Open Data Infrastructure
Data Modeling Event-Centric Context for Agents
How event-centric data models help agents reason over state changes, business processes, policy events, and time-bound operational context.
Agents struggle with business context when the data model only shows what is true now and hides how it became true.
Events explain change
State is useful. Events explain why the state changed. For agents, that difference matters because many business questions depend on sequence, cause, policy state, and timing.

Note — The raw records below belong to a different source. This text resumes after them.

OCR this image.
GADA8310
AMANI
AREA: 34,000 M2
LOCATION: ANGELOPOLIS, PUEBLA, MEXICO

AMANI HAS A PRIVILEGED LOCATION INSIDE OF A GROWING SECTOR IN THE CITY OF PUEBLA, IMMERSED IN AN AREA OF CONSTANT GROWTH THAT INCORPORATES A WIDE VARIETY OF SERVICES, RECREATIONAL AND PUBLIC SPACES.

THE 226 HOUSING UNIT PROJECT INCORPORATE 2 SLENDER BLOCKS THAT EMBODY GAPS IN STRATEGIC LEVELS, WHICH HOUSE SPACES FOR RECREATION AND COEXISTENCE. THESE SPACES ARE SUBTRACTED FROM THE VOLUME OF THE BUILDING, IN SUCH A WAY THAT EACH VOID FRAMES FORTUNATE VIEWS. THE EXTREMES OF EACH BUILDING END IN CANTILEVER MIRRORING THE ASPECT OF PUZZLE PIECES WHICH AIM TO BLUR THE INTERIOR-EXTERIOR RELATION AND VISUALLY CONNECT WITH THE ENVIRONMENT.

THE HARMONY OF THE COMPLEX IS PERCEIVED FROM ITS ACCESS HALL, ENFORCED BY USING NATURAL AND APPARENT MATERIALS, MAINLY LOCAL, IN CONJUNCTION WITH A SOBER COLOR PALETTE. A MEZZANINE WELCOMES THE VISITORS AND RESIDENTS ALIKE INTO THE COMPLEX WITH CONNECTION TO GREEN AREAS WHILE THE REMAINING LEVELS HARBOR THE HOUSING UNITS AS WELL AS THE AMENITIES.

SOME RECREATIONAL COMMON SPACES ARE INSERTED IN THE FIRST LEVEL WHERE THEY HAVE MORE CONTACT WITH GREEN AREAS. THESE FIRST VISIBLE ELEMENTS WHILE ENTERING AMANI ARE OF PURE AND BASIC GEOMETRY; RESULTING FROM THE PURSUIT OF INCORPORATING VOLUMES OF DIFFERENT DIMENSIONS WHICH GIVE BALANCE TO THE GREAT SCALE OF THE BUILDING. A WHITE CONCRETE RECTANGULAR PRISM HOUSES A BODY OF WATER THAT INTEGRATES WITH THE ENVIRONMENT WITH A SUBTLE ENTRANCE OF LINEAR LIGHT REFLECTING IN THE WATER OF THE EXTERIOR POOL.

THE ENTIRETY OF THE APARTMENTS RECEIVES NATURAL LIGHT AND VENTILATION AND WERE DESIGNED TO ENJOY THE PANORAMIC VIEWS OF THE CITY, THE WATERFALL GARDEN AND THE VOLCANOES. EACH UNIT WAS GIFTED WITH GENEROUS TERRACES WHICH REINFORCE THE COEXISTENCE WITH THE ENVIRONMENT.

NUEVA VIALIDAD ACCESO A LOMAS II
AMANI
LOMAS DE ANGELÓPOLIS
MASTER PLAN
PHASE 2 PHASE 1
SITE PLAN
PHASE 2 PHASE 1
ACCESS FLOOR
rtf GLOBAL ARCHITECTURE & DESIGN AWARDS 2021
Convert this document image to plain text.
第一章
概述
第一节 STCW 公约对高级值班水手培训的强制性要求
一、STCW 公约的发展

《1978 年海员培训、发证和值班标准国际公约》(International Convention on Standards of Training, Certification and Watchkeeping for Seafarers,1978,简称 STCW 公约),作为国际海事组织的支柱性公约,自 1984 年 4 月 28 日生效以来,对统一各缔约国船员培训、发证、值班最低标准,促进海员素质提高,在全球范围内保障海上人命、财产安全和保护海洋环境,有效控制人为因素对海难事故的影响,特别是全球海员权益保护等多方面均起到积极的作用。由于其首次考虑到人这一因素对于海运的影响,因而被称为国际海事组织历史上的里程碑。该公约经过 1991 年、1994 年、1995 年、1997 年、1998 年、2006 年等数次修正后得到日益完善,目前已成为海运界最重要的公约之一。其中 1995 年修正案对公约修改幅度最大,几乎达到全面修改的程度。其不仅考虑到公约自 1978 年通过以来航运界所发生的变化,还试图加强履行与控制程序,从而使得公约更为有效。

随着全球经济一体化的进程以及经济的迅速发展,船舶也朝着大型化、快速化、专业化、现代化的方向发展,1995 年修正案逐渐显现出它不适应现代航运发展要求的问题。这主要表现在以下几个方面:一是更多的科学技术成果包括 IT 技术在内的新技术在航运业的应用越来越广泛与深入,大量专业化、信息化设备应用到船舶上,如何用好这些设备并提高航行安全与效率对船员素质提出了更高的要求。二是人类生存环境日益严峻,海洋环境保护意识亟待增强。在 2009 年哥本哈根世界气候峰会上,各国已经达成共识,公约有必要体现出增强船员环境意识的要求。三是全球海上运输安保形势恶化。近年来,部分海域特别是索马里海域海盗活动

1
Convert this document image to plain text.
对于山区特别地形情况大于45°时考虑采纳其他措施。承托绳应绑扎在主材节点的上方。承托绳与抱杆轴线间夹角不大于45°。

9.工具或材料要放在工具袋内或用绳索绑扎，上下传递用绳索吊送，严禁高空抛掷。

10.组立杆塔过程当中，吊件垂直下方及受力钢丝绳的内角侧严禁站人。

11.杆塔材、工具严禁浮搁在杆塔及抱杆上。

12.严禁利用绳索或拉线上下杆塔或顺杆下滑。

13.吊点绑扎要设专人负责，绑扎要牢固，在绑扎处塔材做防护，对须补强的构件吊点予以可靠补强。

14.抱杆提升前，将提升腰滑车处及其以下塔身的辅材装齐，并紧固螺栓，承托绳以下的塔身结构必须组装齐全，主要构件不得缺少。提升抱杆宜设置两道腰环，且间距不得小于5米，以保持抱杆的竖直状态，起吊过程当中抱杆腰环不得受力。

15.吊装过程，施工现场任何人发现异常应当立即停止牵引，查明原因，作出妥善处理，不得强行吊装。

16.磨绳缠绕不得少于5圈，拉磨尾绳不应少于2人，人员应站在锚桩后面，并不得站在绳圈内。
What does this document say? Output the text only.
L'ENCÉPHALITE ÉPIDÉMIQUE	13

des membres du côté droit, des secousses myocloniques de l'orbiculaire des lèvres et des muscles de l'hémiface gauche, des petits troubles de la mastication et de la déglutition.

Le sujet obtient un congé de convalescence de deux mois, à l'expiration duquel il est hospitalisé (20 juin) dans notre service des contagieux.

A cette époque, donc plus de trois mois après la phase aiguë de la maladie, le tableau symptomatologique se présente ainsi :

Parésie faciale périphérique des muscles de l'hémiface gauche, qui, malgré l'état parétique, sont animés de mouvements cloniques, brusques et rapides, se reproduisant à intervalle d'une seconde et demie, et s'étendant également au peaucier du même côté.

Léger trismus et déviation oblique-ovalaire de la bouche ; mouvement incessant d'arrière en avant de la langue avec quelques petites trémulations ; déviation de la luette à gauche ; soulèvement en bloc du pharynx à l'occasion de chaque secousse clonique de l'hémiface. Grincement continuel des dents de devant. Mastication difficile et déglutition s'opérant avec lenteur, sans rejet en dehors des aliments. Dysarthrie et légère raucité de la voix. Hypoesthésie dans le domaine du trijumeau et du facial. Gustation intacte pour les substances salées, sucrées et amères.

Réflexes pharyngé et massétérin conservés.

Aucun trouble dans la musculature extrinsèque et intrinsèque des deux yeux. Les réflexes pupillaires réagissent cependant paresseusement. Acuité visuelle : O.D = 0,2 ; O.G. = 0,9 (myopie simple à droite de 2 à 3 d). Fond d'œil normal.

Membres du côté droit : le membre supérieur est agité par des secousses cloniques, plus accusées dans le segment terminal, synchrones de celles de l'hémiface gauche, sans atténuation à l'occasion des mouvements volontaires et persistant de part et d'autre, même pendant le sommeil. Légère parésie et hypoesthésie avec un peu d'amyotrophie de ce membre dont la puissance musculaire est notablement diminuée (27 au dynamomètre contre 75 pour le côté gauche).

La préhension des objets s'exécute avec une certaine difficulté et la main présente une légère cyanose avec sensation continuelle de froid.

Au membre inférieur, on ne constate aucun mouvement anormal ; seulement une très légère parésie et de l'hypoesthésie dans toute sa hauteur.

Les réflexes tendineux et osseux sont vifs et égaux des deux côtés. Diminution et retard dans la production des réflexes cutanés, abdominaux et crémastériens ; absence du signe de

An event-centric model records what happened, when it happened, who or what caused it, which entity changed, which policy applied, and which source produced the record. That gives agents a path through history instead of a single flattened fact.
Model the business process
Use event types for orders, approvals, denials, entitlement changes, model releases, incidents, and table promotions. Link events to entities and source systems. Store valid time and observed time separately when the distinction matters.
Core idea: event-centric context helps agents reason over transitions, not just current values.
Give agents time-aware context
A retrieval layer should expose event sequence, lineage, source authority, and policy state with the answer. If an agent recommends action based on a customer, claim, account, or dataset, it should know which events created the current state.
For related ODI context, read event-sourced agent workflows, temporal entity memory, and context graph change impact analysis.
What breaks first
- The model stores current status but not the event that changed it.
- Policy decisions are events, but they are not linked to business entities.
- The retrieval index flattens time and loses sequence.
- Late-arriving facts overwrite history without explaining observation time.
Event model questions
Ask which events define the business process, which entities they affect, which policies govern them, and which time field the agent should trust. If the model cannot answer those questions, the agent will invent continuity.
Sources to start with
These primary sources anchor the technical claims in this guide.
- W3C PROV-O recommendation
- OpenLineage object model documentation
- dbt semantic models documentation
- NIST AI Risk Management Framework
Agents need the story of the state, not only the state itself.